Roma, 28 luglio 2016 - "Il dialogo interreligioso è certamente politically correct, ma la sua efficienza mi pare molto ridotta". Carlo Jean, ex generale di corpo d’armata e presidente del Centro studi di geopolitica economica è convinto del fatto che esista una guerra di religione prima di tutto fra musulmani. "All’interno del mondo islamico – argomenta – i radicalizzati sono una percentuale minima e i morti sono molto più numerosi dei caduti in Occidente. A differenza di al Qaeda, l’Isis vuole imporre la sharia fondando una specie di rotostato. Ha bisogno di soldi e di territorio? Bene, colpiamolo. Esistono due tesi in proposito. La prima, quella di Olivier Roy, è che la radicalizzazione precede l’islamizzazione. Gilles Kepel è dell’avviso opposto. Questa linea è condivisa dal presidente egiziano Abdel Fattah al Sisi. Nel suo discorso alla facoltà teologica al Azhar del Cairo ha proposto una rilettura dei testi sacri per consentire un’interpretazione più moderna degli scritti fondamentali (Il Corano e gli hadith, i detti) ispirata alla separazione della religione dalla politica". 

Le indagini sui ‘radicalizzati in quindici giorni’ hanno sempre messo in luce che quasi sempre attorno ai cosiddetti lupi solitari c’è una rete. 

"Cercano appoggi. I social network li facilitano".

Pensa anche ai due giovani che hanno sgozzato il viceparroco di Saint-Etienne-du-Rouvray?

"Sembra che il secondo venga dalla Savoia, quindi abitava a centinaia di chilometri dall’altro che viveva in Normandia. La rete annulla queste distanze fisiche e rende più facile l’affiliazione. Con le misure di protezione che adottiamo in Europa ci difendiamo soprattutto dai manovali. Per attaccare i generali occorrerebbero interventi al di fuori dell’Europa".

Quali?

"L’Isis rivendica un attentato? Mandagli mille bombardieri. La prima volta li prenderanno come un aiuto di Allah per chi spinge per la radicalizzazione, alla seconda ci penseranno due volte. Di solito i generali hanno meno voglia di morire dei soldati semplici".

In questo contesto l’Occidente…

"Deve fare un’azione militare guidata dagli Stati Uniti per distruggere i centri di comunicazione e di propaganda. Anche la difesa contro i social network deve essere molto più efficace di quanto non sia ora".

Concretamente come?

"Da un computer parte un messaggio di radicalizzazione? Deve essere neutralizzato. Per esempio con bachi come lo stuxnet che fu mandato da israeliani ed americani per impedire il funzionamento dei sistemi di arricchimento dell’uranio in Iran".

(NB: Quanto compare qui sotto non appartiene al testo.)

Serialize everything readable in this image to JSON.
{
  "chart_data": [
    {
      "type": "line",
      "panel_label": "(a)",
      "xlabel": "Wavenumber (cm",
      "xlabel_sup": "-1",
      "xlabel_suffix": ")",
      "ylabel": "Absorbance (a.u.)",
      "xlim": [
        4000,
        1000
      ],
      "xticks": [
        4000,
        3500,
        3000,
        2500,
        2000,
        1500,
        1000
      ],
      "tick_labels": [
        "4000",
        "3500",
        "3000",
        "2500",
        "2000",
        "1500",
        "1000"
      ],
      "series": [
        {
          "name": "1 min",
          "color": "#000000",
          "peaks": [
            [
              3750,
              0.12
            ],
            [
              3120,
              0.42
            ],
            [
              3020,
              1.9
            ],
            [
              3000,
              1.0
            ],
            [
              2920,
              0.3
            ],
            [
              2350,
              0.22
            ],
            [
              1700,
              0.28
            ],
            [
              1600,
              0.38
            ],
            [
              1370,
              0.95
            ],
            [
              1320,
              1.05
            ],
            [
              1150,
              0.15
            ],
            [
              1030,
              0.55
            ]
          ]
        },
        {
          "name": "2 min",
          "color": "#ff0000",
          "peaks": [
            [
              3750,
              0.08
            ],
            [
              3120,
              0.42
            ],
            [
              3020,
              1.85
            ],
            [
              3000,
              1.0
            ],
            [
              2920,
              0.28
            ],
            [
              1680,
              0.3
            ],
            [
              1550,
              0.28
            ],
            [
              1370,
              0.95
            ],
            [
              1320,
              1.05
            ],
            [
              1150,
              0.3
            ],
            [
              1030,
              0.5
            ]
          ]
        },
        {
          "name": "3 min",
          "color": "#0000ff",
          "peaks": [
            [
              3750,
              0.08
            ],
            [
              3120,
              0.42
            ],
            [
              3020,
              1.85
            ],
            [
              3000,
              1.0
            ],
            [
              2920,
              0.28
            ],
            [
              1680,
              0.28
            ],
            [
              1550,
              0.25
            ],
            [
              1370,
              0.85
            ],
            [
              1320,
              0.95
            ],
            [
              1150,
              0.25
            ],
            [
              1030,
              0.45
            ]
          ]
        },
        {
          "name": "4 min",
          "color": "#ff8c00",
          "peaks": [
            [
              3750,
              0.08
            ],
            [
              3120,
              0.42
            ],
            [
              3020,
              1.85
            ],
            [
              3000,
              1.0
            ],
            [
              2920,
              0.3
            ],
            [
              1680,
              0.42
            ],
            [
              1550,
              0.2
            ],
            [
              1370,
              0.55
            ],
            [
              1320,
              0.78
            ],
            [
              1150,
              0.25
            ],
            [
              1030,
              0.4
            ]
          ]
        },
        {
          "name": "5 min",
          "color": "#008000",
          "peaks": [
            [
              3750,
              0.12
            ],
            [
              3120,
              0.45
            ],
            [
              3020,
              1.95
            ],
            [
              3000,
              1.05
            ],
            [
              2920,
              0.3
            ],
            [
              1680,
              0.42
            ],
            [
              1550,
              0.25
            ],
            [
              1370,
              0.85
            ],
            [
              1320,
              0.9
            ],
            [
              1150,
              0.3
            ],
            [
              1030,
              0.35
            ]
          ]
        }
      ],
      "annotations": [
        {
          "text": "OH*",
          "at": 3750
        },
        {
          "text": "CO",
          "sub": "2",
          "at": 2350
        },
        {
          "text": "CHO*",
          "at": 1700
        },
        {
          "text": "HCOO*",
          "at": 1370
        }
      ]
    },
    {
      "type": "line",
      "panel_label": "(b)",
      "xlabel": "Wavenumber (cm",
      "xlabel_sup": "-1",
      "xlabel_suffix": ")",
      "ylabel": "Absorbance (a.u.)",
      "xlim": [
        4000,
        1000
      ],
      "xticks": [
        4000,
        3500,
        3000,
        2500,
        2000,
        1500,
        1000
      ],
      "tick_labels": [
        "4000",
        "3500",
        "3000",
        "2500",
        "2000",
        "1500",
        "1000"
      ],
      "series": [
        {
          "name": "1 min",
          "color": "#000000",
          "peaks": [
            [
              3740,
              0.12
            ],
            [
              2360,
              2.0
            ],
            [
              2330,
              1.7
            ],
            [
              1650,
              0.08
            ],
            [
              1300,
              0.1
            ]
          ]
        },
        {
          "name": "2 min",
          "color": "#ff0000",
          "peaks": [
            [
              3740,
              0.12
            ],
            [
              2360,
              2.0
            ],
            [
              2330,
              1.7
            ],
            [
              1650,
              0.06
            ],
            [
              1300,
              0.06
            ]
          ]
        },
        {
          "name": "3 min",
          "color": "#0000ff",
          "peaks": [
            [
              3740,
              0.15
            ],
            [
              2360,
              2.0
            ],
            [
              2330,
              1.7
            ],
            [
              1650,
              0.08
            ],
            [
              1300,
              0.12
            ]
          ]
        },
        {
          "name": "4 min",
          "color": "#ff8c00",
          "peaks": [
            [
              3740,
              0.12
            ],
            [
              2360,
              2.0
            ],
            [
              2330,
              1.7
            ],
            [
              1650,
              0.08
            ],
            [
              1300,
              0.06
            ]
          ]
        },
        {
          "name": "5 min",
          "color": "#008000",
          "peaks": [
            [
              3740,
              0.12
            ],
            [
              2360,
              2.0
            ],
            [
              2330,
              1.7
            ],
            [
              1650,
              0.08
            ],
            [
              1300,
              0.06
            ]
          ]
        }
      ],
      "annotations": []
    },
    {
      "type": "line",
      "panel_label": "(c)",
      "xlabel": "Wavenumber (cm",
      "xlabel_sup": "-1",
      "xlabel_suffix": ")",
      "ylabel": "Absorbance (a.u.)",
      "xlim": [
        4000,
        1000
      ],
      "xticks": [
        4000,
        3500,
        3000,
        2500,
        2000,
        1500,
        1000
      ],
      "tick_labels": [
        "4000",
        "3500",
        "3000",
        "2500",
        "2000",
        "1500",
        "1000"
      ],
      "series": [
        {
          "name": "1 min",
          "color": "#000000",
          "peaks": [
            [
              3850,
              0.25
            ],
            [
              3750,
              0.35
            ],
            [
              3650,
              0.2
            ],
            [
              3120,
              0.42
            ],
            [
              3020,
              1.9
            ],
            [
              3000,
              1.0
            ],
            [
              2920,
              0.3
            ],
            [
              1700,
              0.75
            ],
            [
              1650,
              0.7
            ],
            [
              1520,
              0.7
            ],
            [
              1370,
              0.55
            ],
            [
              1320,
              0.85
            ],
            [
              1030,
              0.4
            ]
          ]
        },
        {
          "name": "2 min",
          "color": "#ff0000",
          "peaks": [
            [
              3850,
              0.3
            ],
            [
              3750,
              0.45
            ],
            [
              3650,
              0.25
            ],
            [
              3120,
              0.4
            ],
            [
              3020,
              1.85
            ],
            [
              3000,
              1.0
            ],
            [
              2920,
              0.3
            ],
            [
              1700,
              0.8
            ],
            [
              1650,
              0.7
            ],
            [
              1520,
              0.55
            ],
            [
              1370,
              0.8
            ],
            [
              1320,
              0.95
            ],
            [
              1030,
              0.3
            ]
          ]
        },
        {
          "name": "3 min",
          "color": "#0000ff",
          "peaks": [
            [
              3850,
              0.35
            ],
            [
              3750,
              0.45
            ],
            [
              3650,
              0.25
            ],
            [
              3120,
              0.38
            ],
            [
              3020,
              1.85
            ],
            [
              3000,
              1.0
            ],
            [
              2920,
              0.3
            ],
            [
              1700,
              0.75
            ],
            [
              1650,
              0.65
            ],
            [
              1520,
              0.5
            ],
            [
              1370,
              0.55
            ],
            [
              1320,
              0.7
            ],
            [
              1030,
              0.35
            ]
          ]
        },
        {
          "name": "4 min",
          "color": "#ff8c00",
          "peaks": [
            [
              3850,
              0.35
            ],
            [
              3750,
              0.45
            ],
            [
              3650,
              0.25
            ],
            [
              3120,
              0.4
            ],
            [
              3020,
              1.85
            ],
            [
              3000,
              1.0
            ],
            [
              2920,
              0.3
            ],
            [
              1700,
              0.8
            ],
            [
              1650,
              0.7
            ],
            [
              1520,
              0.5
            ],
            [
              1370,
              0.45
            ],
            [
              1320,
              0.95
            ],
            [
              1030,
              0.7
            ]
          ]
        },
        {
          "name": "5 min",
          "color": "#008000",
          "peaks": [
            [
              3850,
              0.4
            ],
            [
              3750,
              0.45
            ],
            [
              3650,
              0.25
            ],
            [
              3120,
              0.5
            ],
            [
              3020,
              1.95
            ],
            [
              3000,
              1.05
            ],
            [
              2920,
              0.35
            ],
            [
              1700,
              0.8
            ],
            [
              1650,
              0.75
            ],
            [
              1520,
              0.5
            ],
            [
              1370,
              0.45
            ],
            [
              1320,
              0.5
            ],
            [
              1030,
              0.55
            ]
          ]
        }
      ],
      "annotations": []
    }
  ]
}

In ogni caso occorrono tempi lunghi?

"Sì, e saranno necessarie le offensive".

Dove?

"In Siria e in Iraq prima di tutto, ma anche in altre zone nelle quali c’è una concentrazione di jihadisti come in Somalia, in Libia, nel Sinai, in Nigeria. Non si possono combattere guerriglieri fanatici, che non hanno paura di morire, con le buone maniere. Al Qaeda è stata distrutta con le offensive. Oltretutto hanno un grosso vantaggio".

Quale?

"Le azioni difensive costano parecchio e comprimono le libertà individuali. A parte il fatto che le persone da controllare sono troppe e sparse sul territorio. Il terrorista sceglie il punto, il tempo e le modalità con le quali attaccare e la difesa di un obiettivo rende immediatamente più aggredibili gli altri. Non ci sarebbero le forze sufficienti per difendere tutto".